Traditionally, tours were a means of promoting a record. Today, the record promotes the tour. The decline in record sales has shrunk the size of the pie for labels and artists to fight over, so they’ve had to find new ways to make money, and artists have come to see how lucrative touring can be, given what people will pay to see them live. (Ticket prices for the top hundred tours doubled between 1995 and 2003.) And, while high prices may be starting to put a dent in attendance, the dollars keep pouring in. Last summer’s concert season was considered a dismal one, yet, according to Pollstar, the industry’s trade magazine, concert revenues rose for the year.
Inevitably, touring rewards some artists better than others—graying superstars, for example, with their deep-pocketed baby-boomer fans and set lists full of sing-along hits. The economist Alan Krueger has estimated that the top one per cent of performers claim more than half of all concert revenues. But even indie rockers are reaping the benefits, with bands like Wilco and Modest Mouse selling out venues like Radio City Music Hall, at decidedly non-indie prices.
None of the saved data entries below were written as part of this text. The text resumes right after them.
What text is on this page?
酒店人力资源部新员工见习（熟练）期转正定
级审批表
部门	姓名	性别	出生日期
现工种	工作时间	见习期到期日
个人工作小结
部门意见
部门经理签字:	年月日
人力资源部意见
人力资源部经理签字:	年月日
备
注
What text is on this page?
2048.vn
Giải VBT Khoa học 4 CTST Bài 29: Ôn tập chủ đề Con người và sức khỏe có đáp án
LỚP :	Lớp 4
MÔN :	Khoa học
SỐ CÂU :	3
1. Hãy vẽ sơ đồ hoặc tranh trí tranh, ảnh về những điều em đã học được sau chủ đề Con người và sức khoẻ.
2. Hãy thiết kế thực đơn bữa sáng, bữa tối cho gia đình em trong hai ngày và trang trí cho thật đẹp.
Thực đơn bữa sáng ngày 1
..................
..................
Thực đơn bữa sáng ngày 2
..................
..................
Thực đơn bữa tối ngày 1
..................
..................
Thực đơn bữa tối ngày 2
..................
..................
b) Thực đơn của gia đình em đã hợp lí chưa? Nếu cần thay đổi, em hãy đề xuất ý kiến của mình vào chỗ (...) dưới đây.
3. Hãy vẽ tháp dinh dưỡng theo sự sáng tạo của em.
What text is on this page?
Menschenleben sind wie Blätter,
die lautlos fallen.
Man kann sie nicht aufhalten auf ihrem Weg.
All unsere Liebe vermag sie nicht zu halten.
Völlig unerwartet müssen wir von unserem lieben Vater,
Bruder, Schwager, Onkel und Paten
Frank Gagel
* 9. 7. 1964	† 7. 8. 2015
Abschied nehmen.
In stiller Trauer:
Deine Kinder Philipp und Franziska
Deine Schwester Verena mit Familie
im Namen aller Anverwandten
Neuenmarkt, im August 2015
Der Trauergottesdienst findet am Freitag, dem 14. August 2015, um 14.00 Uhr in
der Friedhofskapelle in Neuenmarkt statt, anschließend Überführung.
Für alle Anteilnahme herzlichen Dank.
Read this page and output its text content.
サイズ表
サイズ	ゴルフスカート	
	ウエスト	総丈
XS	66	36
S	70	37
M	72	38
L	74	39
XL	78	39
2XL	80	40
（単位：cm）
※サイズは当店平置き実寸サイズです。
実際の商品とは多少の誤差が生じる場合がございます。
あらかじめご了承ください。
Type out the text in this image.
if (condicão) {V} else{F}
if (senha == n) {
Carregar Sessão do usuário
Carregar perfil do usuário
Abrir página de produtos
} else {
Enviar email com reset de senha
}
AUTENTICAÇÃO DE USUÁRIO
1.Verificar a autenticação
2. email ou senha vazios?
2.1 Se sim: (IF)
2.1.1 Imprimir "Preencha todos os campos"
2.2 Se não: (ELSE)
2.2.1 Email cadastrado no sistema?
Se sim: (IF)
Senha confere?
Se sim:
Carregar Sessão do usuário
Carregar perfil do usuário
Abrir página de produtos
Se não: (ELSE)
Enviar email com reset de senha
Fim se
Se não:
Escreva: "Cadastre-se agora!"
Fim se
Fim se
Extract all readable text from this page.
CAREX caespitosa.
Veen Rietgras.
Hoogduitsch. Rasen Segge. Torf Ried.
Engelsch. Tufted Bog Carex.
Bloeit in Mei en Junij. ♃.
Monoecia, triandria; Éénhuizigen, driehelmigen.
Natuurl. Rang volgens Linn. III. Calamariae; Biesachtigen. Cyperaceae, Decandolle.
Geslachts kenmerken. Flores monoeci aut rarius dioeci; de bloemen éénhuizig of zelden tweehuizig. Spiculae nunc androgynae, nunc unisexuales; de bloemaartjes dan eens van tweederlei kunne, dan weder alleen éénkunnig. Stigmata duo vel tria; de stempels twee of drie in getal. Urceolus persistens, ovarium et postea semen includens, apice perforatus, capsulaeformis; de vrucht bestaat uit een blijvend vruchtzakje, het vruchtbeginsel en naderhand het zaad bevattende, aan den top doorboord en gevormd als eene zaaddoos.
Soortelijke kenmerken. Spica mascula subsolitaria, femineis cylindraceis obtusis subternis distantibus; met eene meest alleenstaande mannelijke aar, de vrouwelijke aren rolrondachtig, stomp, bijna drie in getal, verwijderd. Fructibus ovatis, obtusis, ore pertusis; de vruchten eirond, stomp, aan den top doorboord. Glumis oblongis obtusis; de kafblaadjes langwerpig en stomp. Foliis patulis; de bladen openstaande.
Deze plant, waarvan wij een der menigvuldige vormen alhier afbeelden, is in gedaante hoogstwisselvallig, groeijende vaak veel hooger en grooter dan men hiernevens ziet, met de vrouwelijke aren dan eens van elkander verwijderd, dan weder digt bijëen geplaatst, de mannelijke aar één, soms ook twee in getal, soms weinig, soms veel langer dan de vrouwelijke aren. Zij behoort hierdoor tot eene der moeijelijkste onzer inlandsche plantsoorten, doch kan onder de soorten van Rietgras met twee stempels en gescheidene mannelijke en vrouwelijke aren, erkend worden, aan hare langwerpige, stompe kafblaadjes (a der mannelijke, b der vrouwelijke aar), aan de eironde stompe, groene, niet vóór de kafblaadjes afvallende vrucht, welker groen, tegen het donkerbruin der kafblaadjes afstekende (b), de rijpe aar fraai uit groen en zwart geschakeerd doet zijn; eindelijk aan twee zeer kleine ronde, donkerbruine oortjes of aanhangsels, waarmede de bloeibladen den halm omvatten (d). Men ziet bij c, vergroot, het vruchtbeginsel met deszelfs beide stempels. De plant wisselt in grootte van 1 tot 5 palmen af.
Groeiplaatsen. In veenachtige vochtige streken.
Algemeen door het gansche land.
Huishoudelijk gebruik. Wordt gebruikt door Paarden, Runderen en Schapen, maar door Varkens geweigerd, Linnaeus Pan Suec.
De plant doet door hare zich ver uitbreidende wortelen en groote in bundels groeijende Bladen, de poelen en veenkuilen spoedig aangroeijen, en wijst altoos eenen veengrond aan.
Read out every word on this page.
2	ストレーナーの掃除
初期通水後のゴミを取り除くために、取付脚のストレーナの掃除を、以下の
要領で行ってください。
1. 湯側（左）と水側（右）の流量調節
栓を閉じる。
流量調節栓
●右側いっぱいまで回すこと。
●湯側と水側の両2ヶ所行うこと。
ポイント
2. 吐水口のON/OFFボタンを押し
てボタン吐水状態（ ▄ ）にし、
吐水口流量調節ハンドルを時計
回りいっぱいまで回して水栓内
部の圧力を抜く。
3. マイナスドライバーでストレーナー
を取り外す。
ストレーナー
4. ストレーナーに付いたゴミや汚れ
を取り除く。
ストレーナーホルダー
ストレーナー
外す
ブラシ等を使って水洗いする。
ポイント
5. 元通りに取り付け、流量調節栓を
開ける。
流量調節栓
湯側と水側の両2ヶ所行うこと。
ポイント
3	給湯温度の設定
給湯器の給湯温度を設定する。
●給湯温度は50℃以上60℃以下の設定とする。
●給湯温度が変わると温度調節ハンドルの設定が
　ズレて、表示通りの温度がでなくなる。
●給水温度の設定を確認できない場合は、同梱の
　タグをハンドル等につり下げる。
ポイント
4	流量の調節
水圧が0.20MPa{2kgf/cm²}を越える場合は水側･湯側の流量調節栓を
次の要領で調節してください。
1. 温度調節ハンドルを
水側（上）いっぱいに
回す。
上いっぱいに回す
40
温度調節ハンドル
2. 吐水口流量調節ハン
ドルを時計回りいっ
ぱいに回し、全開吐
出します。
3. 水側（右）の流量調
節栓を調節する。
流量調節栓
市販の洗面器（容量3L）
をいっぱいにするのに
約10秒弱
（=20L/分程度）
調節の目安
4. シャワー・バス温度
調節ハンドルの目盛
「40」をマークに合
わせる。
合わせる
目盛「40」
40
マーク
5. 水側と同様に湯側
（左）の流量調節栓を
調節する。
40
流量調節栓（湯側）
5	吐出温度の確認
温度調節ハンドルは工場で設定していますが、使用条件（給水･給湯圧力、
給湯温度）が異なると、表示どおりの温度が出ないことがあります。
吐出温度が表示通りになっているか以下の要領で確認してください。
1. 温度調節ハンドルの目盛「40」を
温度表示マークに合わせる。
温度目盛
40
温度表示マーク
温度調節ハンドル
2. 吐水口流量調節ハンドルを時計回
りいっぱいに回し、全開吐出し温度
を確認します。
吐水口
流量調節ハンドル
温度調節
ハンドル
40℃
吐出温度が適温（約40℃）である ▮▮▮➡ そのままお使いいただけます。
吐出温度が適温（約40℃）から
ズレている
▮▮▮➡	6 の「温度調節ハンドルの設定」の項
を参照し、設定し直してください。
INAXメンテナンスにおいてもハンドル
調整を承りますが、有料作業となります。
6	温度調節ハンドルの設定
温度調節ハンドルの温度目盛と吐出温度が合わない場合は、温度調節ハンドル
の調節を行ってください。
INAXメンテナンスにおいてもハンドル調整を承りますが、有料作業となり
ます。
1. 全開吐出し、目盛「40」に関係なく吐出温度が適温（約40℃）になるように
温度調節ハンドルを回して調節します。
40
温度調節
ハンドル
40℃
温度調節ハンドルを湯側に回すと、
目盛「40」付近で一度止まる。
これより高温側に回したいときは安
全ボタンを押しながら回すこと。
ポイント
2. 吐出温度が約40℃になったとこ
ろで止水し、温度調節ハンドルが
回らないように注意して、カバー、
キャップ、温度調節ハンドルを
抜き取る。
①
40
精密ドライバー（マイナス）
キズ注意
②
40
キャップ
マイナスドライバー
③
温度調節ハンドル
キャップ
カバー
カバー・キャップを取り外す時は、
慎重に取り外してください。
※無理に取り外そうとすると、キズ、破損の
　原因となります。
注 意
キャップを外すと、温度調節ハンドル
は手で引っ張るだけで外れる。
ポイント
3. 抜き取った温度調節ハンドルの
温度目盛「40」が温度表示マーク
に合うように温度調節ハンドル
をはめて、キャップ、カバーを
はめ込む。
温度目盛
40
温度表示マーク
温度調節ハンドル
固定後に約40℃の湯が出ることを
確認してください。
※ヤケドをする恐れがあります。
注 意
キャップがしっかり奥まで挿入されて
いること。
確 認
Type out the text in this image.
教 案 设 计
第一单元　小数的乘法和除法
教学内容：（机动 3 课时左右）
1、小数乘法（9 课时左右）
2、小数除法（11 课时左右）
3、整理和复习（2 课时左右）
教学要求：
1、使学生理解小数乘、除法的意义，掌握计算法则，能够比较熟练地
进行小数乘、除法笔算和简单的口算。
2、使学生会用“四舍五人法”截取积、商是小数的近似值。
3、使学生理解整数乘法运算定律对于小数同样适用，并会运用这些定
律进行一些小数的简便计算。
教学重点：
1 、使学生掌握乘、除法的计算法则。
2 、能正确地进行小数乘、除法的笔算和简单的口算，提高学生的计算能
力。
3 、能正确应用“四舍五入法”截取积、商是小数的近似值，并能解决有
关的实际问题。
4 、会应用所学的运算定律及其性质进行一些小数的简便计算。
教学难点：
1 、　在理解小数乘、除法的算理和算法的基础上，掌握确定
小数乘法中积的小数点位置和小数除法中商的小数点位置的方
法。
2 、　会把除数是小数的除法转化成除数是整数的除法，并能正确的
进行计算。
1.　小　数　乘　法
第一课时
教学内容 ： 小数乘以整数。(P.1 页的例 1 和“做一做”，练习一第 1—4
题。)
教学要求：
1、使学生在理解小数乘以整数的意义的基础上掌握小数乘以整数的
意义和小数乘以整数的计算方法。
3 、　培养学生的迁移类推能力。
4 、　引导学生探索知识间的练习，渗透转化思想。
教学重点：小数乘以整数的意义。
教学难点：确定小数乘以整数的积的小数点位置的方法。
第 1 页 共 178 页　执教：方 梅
The upshot is that the fortunes of musicians and the fortunes of music labels have less and less to do with each other. This may be the first stage of what John Perry Barlow, a former lyricist for the Dead, once called the shift from “the music business” to “the musician business.” In the musician business, the assets that once made the major labels so important—promotion, distribution, shelf space—matter less than the assets that belong to the artists, such as their ability to perform live. As technology has grown more sophisticated, the ways in which artists make money have grown more old-fashioned. The value of songs falls, and the value of seeing an artist sing them rises, because that experience can’t really be reproduced. It’s funny that, in an era of file-sharing and iPod-stealing, the old troubadour may have the most lucrative gig of all. But then Metallica knew it all along. “Send me money, send me green,” the group sang in “Leper Messiah,” twenty years ago. “Make a contribution, and you’ll get a better seat.”